I’m nearly six months pregnant with my second child, but this time around, I might as well be a lost balloon, winding its bewildered way up around some telephone line or high-rise balcony. The first time I was pregnant, I had not only a birth plan, but a breastfeeding plan too, and I was freakishly and fortunately able to adhere to both. I nursed my son for 19 months (even longer than my careful plan entailed), at which point he could only be pried from my breast by a two-day trip to California, the longest we’d ever been apart, during which he forgot to care where his bread was buttered, so to speak, as long as someone gave him bread (milk in a bottle). My breastfeeding plan really consisted of one thing, and one thing only: no formula. This time around, formula doesn’t sound so bad.

Before this second pregnancy and before I weaned my first kid, the idea of buying and using formula was of zero interest to me. In fact, during my son’s second year on the boob, I found myself constantly, albeit silently, defending what some would call “extended breastfeeding” since it had gone on for longer than the anecdotally expected year. I would read articles by profoundly intelligent feminist writers about how breastfeeding wasn’t even that great; that formula-fed kids were just as capable and smart; that the champions of breastfeeding were in fact bullies, not advocates.

Their understandable defensiveness and anger steamed off the screen, but I had trouble then summoning much sympathy. Why did the affirmation of one woman’s choice require the diminishment of another’s, I wondered? Who had shamed them for using formula? Certainly not me, I told myself! I was just a fellow new mother, marching anxiously along the same paths, trying to keep my own breastfeeding discreet, both physically and psychologically – no bragging, no boobs falling out, promise!

But that wasn’t the whole truth. There was something I kept mostly to myself: I really didn’t want to use formula. Sure, I might not have been side-eyeing bottle feeders while boastfully providing my own toddler an ample supply of supposedly-IQ-building liquid gold, but I was harboring some major wariness. I worried formula would constipate him or would make his sweet poop smell terribly un-baby like (like REAL poop); I worried that I’d have to start shelling out extra money I wasn’t sure we had for noursishment that I could have provided for free the whole time; and, scariest of all, I worried he would love it, and it would mean the end of our fairly easy nursing relationship, prompting my brave and tireless milk ducts to abandon ship. My unspoken reluctance to even try formula on my kid was, I see now, a tacit rejection.
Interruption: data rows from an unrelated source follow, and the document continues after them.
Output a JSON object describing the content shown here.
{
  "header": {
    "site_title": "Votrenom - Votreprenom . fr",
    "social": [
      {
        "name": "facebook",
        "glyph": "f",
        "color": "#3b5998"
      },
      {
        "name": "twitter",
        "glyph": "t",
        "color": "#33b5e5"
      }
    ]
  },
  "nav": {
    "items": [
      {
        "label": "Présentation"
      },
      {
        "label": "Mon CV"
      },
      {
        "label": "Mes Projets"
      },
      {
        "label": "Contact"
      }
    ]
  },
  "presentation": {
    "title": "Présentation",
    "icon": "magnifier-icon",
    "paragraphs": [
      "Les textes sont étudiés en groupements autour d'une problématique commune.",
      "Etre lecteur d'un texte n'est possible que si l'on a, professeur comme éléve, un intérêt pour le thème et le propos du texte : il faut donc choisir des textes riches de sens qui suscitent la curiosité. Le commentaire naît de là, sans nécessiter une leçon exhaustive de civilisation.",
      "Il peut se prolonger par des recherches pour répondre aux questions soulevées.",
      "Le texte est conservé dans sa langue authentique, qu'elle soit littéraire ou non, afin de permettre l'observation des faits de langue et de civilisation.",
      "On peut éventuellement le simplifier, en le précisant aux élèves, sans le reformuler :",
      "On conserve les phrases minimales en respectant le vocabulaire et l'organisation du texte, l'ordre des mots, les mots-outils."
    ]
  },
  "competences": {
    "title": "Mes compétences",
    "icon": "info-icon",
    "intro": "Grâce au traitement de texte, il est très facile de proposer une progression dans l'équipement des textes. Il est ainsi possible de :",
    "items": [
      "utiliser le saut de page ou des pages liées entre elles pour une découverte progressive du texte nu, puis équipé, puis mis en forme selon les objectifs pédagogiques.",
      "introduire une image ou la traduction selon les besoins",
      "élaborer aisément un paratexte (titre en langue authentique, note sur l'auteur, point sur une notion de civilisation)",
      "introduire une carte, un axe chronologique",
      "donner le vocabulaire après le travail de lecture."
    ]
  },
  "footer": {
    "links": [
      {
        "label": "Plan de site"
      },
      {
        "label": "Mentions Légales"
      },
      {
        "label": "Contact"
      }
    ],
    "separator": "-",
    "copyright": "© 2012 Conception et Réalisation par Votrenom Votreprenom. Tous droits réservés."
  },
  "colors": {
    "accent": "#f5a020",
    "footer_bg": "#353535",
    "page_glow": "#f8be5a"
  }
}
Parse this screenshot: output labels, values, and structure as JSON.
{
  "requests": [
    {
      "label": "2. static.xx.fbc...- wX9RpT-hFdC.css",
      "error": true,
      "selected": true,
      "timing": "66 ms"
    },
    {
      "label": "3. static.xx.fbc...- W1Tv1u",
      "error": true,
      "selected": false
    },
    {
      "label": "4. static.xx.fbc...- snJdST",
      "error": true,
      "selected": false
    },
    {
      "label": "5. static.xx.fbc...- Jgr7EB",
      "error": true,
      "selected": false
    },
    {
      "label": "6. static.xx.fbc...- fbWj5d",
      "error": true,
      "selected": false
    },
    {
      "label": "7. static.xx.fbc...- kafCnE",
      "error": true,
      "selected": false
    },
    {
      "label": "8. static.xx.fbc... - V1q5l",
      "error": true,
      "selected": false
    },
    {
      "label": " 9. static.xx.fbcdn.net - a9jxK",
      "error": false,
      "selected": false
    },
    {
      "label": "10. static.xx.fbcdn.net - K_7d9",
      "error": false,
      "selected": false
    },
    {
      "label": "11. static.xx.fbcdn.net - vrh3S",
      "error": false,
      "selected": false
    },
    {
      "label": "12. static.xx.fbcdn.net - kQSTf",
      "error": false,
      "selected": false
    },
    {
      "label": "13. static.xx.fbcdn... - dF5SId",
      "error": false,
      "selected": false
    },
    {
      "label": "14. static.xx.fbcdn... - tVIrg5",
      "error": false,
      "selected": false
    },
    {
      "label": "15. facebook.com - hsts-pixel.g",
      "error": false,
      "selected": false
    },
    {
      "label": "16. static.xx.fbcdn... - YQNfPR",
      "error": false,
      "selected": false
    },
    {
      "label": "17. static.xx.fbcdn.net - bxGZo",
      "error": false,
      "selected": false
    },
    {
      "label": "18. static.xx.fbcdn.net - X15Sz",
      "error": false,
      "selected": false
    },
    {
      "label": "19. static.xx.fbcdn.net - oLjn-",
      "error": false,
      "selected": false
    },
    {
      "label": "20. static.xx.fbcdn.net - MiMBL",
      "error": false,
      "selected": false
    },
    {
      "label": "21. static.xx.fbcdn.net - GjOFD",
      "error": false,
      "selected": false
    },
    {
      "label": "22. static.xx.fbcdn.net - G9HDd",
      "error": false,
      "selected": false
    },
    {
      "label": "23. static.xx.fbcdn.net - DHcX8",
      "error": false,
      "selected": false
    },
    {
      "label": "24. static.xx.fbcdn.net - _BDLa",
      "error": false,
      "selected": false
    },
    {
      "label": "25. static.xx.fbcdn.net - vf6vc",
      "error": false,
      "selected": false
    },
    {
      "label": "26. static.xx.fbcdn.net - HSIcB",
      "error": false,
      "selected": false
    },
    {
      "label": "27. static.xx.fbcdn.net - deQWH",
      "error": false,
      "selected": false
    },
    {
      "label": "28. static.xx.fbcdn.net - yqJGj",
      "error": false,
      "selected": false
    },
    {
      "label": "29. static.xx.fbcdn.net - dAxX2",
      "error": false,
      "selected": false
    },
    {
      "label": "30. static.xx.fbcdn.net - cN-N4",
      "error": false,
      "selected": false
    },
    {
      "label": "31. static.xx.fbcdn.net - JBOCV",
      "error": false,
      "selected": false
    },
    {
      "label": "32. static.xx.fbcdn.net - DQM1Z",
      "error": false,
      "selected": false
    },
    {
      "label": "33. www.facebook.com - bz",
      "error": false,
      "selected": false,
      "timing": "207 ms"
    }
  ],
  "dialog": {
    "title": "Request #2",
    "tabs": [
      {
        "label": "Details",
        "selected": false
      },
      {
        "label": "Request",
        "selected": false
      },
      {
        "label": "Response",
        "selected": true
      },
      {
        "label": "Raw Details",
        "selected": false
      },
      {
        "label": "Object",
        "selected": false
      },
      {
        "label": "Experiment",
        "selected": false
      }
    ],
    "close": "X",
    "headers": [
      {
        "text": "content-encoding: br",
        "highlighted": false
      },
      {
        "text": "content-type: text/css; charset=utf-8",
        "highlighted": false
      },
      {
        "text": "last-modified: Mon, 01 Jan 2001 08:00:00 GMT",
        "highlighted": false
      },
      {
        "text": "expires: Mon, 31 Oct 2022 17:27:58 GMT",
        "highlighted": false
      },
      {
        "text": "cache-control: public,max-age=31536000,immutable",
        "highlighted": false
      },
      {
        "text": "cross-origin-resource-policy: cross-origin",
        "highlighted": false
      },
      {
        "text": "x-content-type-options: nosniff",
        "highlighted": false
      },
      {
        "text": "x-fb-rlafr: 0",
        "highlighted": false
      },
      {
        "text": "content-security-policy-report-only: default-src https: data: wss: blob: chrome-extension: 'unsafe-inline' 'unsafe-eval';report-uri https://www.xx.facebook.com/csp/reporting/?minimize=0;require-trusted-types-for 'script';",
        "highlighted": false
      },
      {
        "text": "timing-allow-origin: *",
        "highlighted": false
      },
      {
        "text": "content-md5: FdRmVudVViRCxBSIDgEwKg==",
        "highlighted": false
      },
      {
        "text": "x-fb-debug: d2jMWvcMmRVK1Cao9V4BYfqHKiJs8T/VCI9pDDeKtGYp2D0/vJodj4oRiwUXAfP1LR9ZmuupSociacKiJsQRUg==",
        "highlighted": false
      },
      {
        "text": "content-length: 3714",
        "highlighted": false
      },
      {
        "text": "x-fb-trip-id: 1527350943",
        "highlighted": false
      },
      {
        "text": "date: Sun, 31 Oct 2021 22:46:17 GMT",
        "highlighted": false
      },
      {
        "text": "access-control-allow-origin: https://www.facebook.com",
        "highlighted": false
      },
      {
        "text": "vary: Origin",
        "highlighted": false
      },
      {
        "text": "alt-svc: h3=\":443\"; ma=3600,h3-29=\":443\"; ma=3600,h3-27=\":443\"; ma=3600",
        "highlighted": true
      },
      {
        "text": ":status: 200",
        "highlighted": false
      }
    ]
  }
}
Now, over three years later, I’m too distracted by a toddler and a career transition to spend time making baby plans, beyond figuring out where the hell my son will end up when I have to head to the hospital. (There are really fun and distracting vending machines in Labor & Delivery, right?) As I approach having a second child, I aspire to totally different things, like maintaining my sanity, keeping both my children alive and reasonably content, and remembering to feed myself breakfast (or asking my husband to run – not walk – to the bagel store as soon as it opens at 6 am). Most importantly, I want to give myself, and all the formula-users with whom I once refused to join ranks, a freaking break.

I’ve spent the past year watching friends of mine, my own sister included, nurse and use formula, without fanfare and with great ease. And, it turns out formula isn’t even that expensive, particularly if you aren’t using it exclusively. It might even match the cost of the numerous postnatal massages I needed to sort out my hunched-over-the-pump shoulder knots!

Speaking of pumping, it also turns out the thought of doing that the way I did my first go-around sounds more nauseating than my first trimester (which was a puking wonderland). When my son was around five months old and home with a babysitter, I remember tapping my foot against the leather banquette of an audition waiting room (I’m an actor) as I made a mental tally of how long I’d been away from home and how much freezer milk might get used or, worse, wasted by my extended absence and whether that would mean I’d have to pump extra, given the fact that I might have a callback later in the week. It was stupidly stressful.

This time around, I’m lucky to have the kind of work schedule that will mostly allow me to pop in and out of our apartment to nurse. But when it’s time for me to audition again or take a night out, I now know what I can do, without adverse affects, and what I want to do: tell the babysitter to fill the bottle with some Earth’s Best and think only of how much ice cream is left for me in the freezer when I get back.